由于发射和接受的都是红外线，所以不受可见光的干扰，保证了测量的准确可靠。

在《单片机应用系统设计与训练》了解到干扰是造成单片机应用系统故障的主要因素之一，所以在设计中考虑到尽量减少干扰的来源，并且进行软、硬件设计，保障系统能正常运行。

在《单片机原理及应用实验教程》认识到对转速表的转速计算及误差分析里涉及到利用频率测速法和周期测速法，利用门控方式和中断方式对高低转速进行计数。

我也是采用次方法对设计中输出的脉冲进行计数的，从而实现光电传输产生的脉冲与AT89C51单片机的接轨。

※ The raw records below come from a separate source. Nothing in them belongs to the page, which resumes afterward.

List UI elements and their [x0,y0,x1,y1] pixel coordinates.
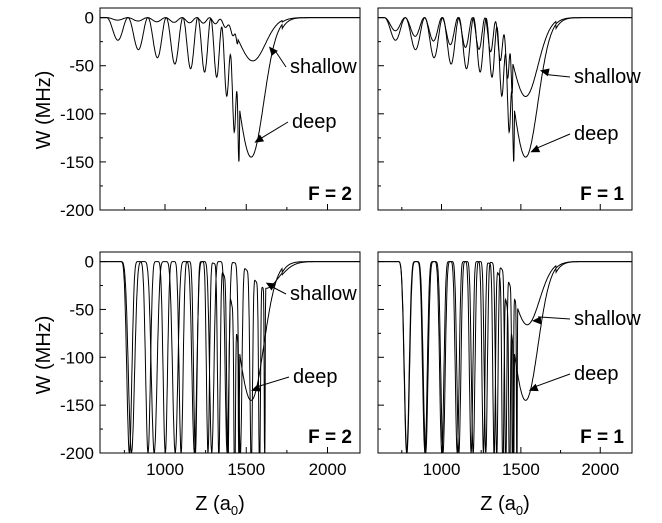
x-tick-label-bottom-left-0: 1000 [146,460,184,479]
curves-bottom-right [378,261,632,453]
annotation-arrow-deep-bottom-right [534,373,571,388]
annotation-label-deep-top-right: deep [574,123,619,145]
series-line-deep-top-right [378,16,632,162]
y-axis-label-top: W (MHz) [33,71,55,150]
annotation-arrowhead-deep-bottom-left [251,383,261,392]
panel-bottom-left: 0 -50 -100 -150 -200 1000 1500 2000 shallow deep F… [60,251,361,479]
annotation-arrowhead-deep-top-right [530,144,541,153]
annotation-arrowhead-shallow-top-left [269,46,278,56]
y-tick-label-top-left-1: -50 [69,57,94,76]
x-axis-label-left: Z (a0) [195,493,244,518]
curves-top-right [378,16,632,162]
y-tick-label-top-left-0: 0 [85,9,94,28]
annotation-label-deep-bottom-right: deep [574,363,619,385]
annotation-arrowhead-deep-top-left [254,134,265,143]
plot-frame-top-left [99,7,361,211]
y-tick-label-bottom-left-4: -200 [60,444,94,463]
series-line-deep-bottom-right [378,261,632,453]
annotation-arrowhead-shallow-top-right [539,68,550,77]
y-tick-label-top-left-2: -100 [60,105,94,124]
x-tick-label-bottom-left-1: 1500 [227,460,265,479]
panel-top-left: 0 -50 -100 -150 -200 shallow deep F = 2 [60,7,361,220]
annotation-arrowhead-shallow-bottom-right [532,316,542,325]
annotation-arrowhead-deep-bottom-right [528,383,539,392]
y-tick-label-top-left-3: -150 [60,153,94,172]
annotation-label-shallow-bottom-right: shallow [574,308,641,330]
series-line-deep-top-left [100,16,360,162]
annotation-arrow-shallow-top-right [545,74,571,78]
panel-label-top-left: F = 2 [308,184,352,205]
annotation-label-shallow-top-right: shallow [574,66,641,88]
annotation-arrow-shallow-bottom-left [271,286,287,295]
annotation-arrow-deep-top-right [536,133,571,149]
annotation-label-shallow-top-left: shallow [290,56,357,78]
x-tick-label-bottom-left-2: 2000 [309,460,347,479]
annotation-arrow-deep-bottom-left [256,376,290,388]
y-tick-label-bottom-left-3: -150 [60,396,94,415]
series-line-deep-bottom-left [100,261,360,453]
curves-top-left [100,16,360,162]
panel-label-bottom-right: F = 1 [580,427,624,448]
annotation-label-deep-top-left: deep [292,111,337,133]
panel-label-top-right: F = 1 [580,184,624,205]
annotation-label-deep-bottom-left: deep [293,366,338,388]
plot-frame-top-right [377,7,633,211]
annotation-arrowhead-shallow-bottom-left [265,282,276,291]
y-axis-label-bottom: W (MHz) [33,316,55,395]
panel-label-bottom-left: F = 2 [308,427,352,448]
curves-bottom-left [100,261,360,453]
annotation-arrow-shallow-bottom-right [537,316,571,320]
y-tick-label-top-left-4: -200 [60,201,94,220]
x-axis-label-right: Z (a0) [480,493,529,518]
annotation-arrow-deep-top-left [260,121,289,140]
annotation-label-shallow-bottom-left: shallow [290,283,357,305]
y-tick-label-bottom-left-1: -50 [69,300,94,319]
x-tick-label-bottom-right-2: 2000 [581,460,619,479]
x-tick-label-bottom-right-0: 1000 [423,460,461,479]
y-tick-label-bottom-left-2: -100 [60,348,94,367]
panel-bottom-right: 1000 1500 2000 shallow deep F = 1 [377,251,641,479]
x-tick-label-bottom-right-1: 1500 [502,460,540,479]
plot-frame-bottom-left [99,251,361,454]
annotation-arrow-shallow-top-left [274,50,287,68]
panel-top-right: shallow deep F = 1 [377,7,641,211]
y-tick-label-bottom-left-0: 0 [85,253,94,272]
panels: 0 -50 -100 -150 -200 shallow deep F = 2 shallow d… [60,7,641,479]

在《单片机控制工程实践技术》中有关键盘设计的问题做了详细的说明。

在《单片机原理与应用》认识到：当一个单片机应用系统完成软硬件设计后，通常不可能一次成功，不可避免地要出现一些错误，这就需要系统调试。

另一方面如果单片机已正常工作过，在以后运行过程中出现了某些故障而导致系统失灵，查找并排除故障，使系统重新进入正常工作，这就要靠系统维护及维修来解决。

因此我利用此书中的“单片机应用系统的调试和维护”方法进行设计。

在四位显示部分我们采用《AT89C51系列单片机原理与接口技术》中的串行LED显示驱动器MC14499 ，它是MOTOROLA公司生产的具有SPI串行接口的BCD码输入—十进制码输出COMS LED 译码驱动器。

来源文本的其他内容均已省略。